HUMAINT researcher Songül Tolan presented ongoing work on fairness in re-offense prediction in criminal justice at the Algorithms & Society Workshop. The title of the presentation was
"Performance, fairness and bias of expert assessment and machine learning algorithms: the case of juvenile criminal recidivism in Catalonia"
and is joint work with Carlos Castillo (Universitat Pompeu Fabra), Marius Miron and Emilia Gómez.
The workshop was organised by Privacy Salon & Law Science Technology and Society (LSTS), Vrije Universiteit Brussel and supported by Open Society Foundations.

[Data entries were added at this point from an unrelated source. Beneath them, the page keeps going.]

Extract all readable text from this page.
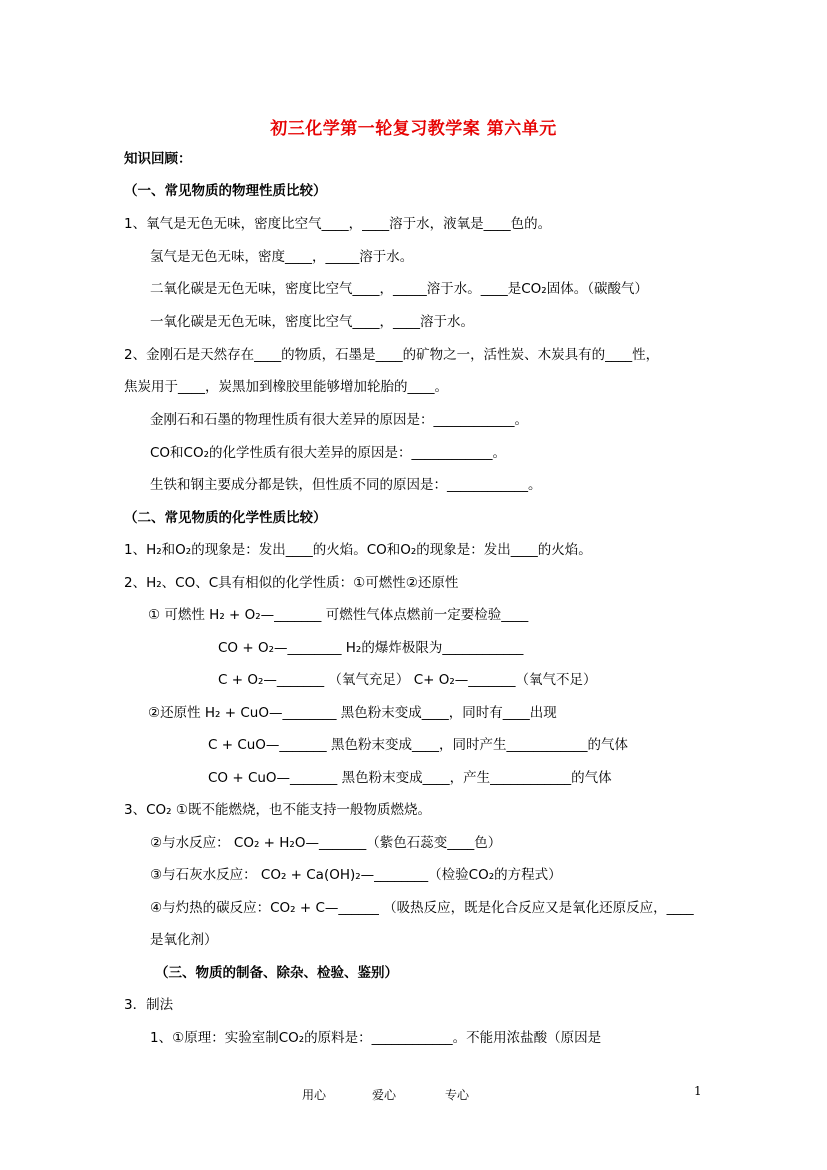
初三化学第一轮复习教学案 第六单元
知识回顾：
（一、常见物质的物理性质比较）
1、氧气是无色无味，密度比空气____，____溶于水，液氧是____色的。
氢气是无色无味，密度____，_____溶于水。
二氧化碳是无色无味，密度比空气____，_____溶于水。____是CO₂固体。（碳酸气）
一氧化碳是无色无味，密度比空气____，____溶于水。
2、金刚石是天然存在____的物质，石墨是____的矿物之一，活性炭、木炭具有的____性，
焦炭用于____，炭黑加到橡胶里能够增加轮胎的____。
金刚石和石墨的物理性质有很大差异的原因是：____________。
CO和CO₂的化学性质有很大差异的原因是：____________。
生铁和钢主要成分都是铁，但性质不同的原因是：____________。
（二、常见物质的化学性质比较）
1、H₂和O₂的现象是：发出____的火焰。CO和O₂的现象是：发出____的火焰。
2、H₂、CO、C具有相似的化学性质：①可燃性②还原性
① 可燃性 H₂ + O₂—_______ 可燃性气体点燃前一定要检验____
CO + O₂—________ H₂的爆炸极限为____________
C + O₂—_______ （氧气充足） C+ O₂—_______（氧气不足）
②还原性 H₂ + CuO—________ 黑色粉末变成____，同时有____出现
C + CuO—_______ 黑色粉末变成____，同时产生____________的气体
CO + CuO—_______ 黑色粉末变成____，产生____________的气体
3、CO₂ ①既不能燃烧，也不能支持一般物质燃烧。
②与水反应： CO₂ + H₂O—_______（紫色石蕊变____色）
③与石灰水反应： CO₂ + Ca(OH)₂—________（检验CO₂的方程式）
④与灼热的碳反应：CO₂ + C—______ （吸热反应，既是化合反应又是氧化还原反应，____
是氧化剂）
（三、物质的制备、除杂、检验、鉴别）
3．制法
1、①原理：实验室制CO₂的原料是：____________。不能用浓盐酸（原因是
用心	爱心	专心	1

For more details, see: https://vublsts.wordpress.com/2018/10/04/call-for-contributions-algorithms-society-workshop/
The goal of this paper is to evaluate the predictive power and fairness of an expert assessment instrument, the Structured Assessment of Violence in Youth (SAVRY) in Catalonia, and to compare it against standard Machine Learning (ML) algorithms.
SAVRY was developed as a tool for assessing violence risk of adolescents (aged 12-18) but it has been found effective in predicting the risk of general criminal recidivism.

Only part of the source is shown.